Provo disprezzo verso mio padre

Salve, sono una ragazza di 21 anni e ho da che ho memoria un rapporto conflittuale con mio padre.

Mio padre è abituato ad una famiglia di stampo patriarcale in cui il pater familias è al di sopra di ogni altro membro, e ha un problema di mania del controllo unito ad un'attenzione maniacale verso le più piccole cose (quanto mangi di un alimento etc).
Assume spesso atteggiamenti di superiorità nei confronti di mia madre, il che mi manda in bestia da quando ero molto piccola.
Si accende per discussioni davvero stupide (l'ultima volta per uno yogurt) fino a stentare ad astenersi dal ricorrere alla violenza fisica, non riuscendoci mai con quella verbale (non è raro essere chiamata "stupida" "cretina" "quando parlo devi stare zitta").
Provvede alla mia istruzione, mi fa mangiare e per lui è come se dovessi baciargli i piedi per fornirmi il supporto base, che si deve generalmente ad un figlio anche solo per averlo voluto.

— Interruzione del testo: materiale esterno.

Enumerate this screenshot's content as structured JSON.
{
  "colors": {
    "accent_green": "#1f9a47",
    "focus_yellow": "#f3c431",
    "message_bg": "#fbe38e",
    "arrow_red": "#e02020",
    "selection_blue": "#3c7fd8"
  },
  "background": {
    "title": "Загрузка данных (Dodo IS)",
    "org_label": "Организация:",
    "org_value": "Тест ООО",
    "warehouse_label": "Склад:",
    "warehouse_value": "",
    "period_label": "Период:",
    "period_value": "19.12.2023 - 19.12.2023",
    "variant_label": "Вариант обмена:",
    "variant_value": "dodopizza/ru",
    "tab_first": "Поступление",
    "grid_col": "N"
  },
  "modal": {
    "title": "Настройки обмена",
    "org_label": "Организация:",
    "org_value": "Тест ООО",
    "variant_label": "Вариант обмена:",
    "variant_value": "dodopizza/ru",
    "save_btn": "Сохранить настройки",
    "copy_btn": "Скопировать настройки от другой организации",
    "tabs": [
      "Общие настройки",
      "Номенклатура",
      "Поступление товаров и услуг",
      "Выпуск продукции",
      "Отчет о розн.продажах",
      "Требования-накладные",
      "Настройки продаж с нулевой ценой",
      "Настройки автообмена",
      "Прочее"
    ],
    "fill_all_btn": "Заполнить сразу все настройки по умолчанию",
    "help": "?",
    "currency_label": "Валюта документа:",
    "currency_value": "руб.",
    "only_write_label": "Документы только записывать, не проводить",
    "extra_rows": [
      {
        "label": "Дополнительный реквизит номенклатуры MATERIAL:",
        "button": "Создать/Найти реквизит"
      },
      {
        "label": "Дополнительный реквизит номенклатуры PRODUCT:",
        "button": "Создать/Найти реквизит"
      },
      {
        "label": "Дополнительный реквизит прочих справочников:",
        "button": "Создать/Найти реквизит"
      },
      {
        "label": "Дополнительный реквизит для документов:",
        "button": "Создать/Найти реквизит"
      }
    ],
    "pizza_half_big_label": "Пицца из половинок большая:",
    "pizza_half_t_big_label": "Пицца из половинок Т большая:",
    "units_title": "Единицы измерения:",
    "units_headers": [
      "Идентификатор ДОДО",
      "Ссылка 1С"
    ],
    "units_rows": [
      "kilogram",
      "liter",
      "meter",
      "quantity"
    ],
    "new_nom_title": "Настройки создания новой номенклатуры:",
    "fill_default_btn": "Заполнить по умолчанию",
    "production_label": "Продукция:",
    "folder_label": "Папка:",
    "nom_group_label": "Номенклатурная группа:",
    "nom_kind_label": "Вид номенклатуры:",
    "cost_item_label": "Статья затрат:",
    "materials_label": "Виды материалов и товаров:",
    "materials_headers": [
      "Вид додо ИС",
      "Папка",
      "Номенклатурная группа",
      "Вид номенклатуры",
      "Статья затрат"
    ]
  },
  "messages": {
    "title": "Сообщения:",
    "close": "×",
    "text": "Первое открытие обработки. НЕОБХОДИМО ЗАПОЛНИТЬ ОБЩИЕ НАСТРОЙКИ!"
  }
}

Gli altri membri della mia famiglia sopportano questi suoi atteggiamenti, che a me risultano insopportabili.
Scendo dal letto per fare colazione quando so sia andato via, mangio in orari poco consoni per evitare di incrociarlo, mi risulta davvero insopportabile essere nella sua stessa stanza e mi sento a casa solo quando lui va via (si è ammalato di un tumore ed è stato in ospedale per diverso tempo.
Mi vergogno a dire quello che sto per dire, ma non mi sono mai sentita così libera e così a casa come quando lui non c'era e una piccola parte sperava che si prolungasse il più possibile la sua permanenza via di casa) Quando si riprende dai suoi attimi di furia, cerca di venirmi incontro, ma io so che ci vorrà solo del tempo per un altro evento.
Sento come se con me avesse chiuso e ormai dopo tanti anni mi infastidisce anche solo pensare di avere un dialogo con lui, perchè per l'appunto provo grande disprezzo (se non odio) nei suoi confronti.
Mi sento a disagio, perchè sembro l'unica qui a non assecondarlo.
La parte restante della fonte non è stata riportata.